El debate sobre el concurso para designar al nuevo fiscal general del Estado gira en torno a una idea incómoda: la falta de credibilidad del proceso. En lugar de generar confianza, el mecanismo impulsado por el Consejo de Participación Ciudadana y Control Social ha profundizado el escepticismo en el ámbito jurídico nacional.
La tesis es contundente: si los juristas más preparados y con trayectoria intachable decidieran postular, aun sabiendo que no tienen posibilidades reales de ganar, dejarían en evidencia cualquier intento de manipulación. Su eventual derrota frente a perfiles cuestionados sería la prueba más clara de que el resultado estaba escrito de antemano.
Dos desenlaces posibles en un proceso bajo sospecha
El escenario actual permite prever solo dos caminos. El primero: que el proceso concluya con la designación de un fiscal alineado con el Ejecutivo. El segundo: que las irregularidades acumuladas provoquen la caída del concurso y se ratifique al actual fiscal subrogante.
En ambos casos, el efecto político sería similar. La continuidad o el reemplazo terminarían asegurando una figura funcional al poder de turno. El trasfondo del dilema no es jurídico, sino institucional: quién controla la Fiscalía y bajo qué condiciones de legitimidad.

El silencio de los gremios y la desconfianza generalizada
Uno de los datos más reveladores es la distancia que han tomado los principales actores del mundo jurídico. Colegios de abogados y facultades de Derecho han evitado respaldar candidaturas. La percepción dominante es que participar equivale a legitimar un procedimiento viciado desde su origen.
Cuando juristas con trayectoria pública prefieren abstenerse, el mensaje es claro: no consideran que existan garantías mínimas de imparcialidad. La ausencia de postulaciones de alto perfil debilita aún más la imagen del concurso.
La Comisión de Selección en el centro de las críticas
Las dudas no se limitan al resultado eventual, sino que alcanzan la estructura misma del proceso. La conformación de la Comisión Ciudadana de Selección ha sido señalada por supuestos vínculos políticos y por cuestionamientos a la experiencia de algunos de sus integrantes.

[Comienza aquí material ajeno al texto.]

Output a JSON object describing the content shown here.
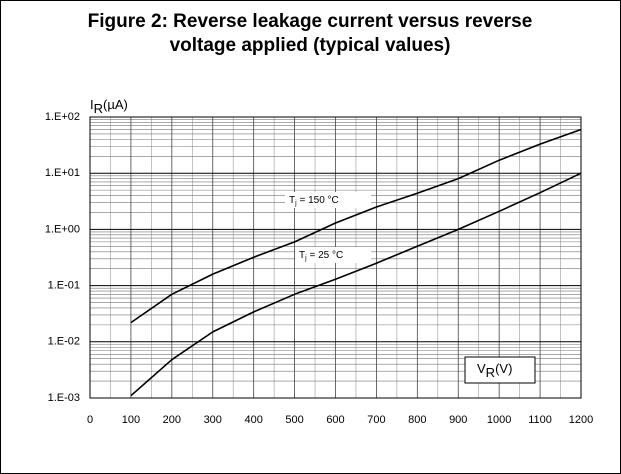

El presidente del CPCCS, Andrés Fantoni, también ha sido objeto de críticas públicas relacionadas con su patrimonio. Su silencio frente a las acusaciones ha alimentado la percepción de falta de transparencia en un proceso que debería sostenerse, precisamente, sobre la confianza ciudadana.
El riesgo de un filtro discrecional
A las dudas institucionales se suma el temor a mecanismos administrativos que podrían excluir candidatos incómodos. La posibilidad de inhabilitaciones basadas en observaciones tributarias o administrativas abre la puerta a decisiones discrecionales que alteren la competencia.
En este contexto, el concurso deja de percibirse como una competencia meritocrática y pasa a verse como un trámite formal para validar una decisión política previa.
Participar para evidenciar
Frente a este panorama, surge una propuesta provocadora: que los juristas de mayor prestigio se postulen, aun sabiendo que no ganarán. Su presencia obligaría a comparar trayectorias, credenciales y reputaciones. Si fueran derrotados por perfiles con menos méritos, el contraste hablaría por sí mismo.
La transparencia no siempre se demuestra con victorias, sino también con derrotas que revelan incoherencias. En un proceso bajo sospecha, la participación masiva de candidatos intachables podría convertirse en la prueba más elocuente de cualquier fraude.